SinoVac isn’t the only company with a potential vaccine in clinical evaluation. There are over 20 companies around the world engaged in the task with more than 130 vaccines in development, according to the WHO. But given the scale of the need, there’s going to be no quick fix to the pandemic.
Another vaccine candidate, developed by U.S. biotech firm Moderna with the National Institutes of Health, provoked the desired immune response in a test of 45 individuals, and is about to enter phase 3 trials. It functions by introducing an mRNA sequence—a molecule that tells cells what to build—coded for a disease-specific antigen. Once produced within the body, the antigen is logged by the immune system, empowering it to fight the real virus.
But while such RNA vaccines, as they’re known, have multiple benefits—including speed of production—they must be stored at sub-zero temperatures. That means their distribution to far-flung populations is problematic. While SinoVac initially experimented with RNA and other vaccine prototypes, they found that a traditional inactivated virus vaccine produced the best results. Under normal conditions, Yin believes CoronaVac has a shelf life of three years.

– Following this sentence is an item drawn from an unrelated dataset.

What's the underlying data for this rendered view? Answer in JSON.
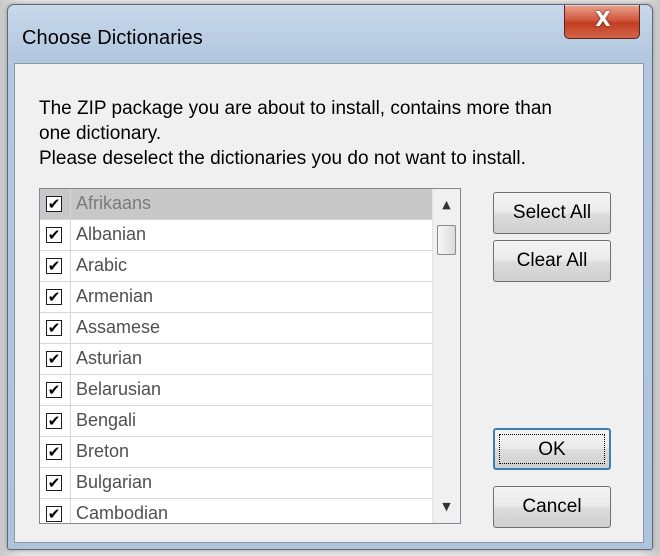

“The purpose of this work is not to discover which technology is better,” says Yin. “The purpose is to control the disease.”
In principle, SinoVac is a private company that owns CoronaVac as its licensed intellectual property, meaning where the vaccine is distributed should be a purely commercial decision. However, the Chinese government has contributed to the estimated one billion renminbi (about $140 million) the firm is investing in CoronaVac. This and other contributions from international NGOs currently under negotiation all come with distribution commitments attached.
In a speech to the World Health Assembly on May 18, Chinese President Xi Jinping promised to make a COVID-19 vaccine produced in China a “global public good.” In reality, of course, every queue has someone at the back, meaning there will be much jostling for priority—and potentially boosting Beijing’s global clout.
According to Benjamin N. Gedan, a former regional director on the White House’s National Security Council now with the Wilson Center, “If China produces the first coronavirus vaccine at scale, it would be an extraordinary diplomatic tool anywhere in the world.”
SinoVac has already committed to sharing 60-100 million doses in Brazil through a collaboration with São Paulo-based Instituto Butantan, which is performing the phase 3 study. In Asia, the firm is “actively in discussion with several countries,” says Yin, including Indonesia and Turkey, and is exploring options in Europe. It has also had more than 30 meetings with the WHO to update the global health body on its progress.
“We will share our vaccine with the world,” says Yin.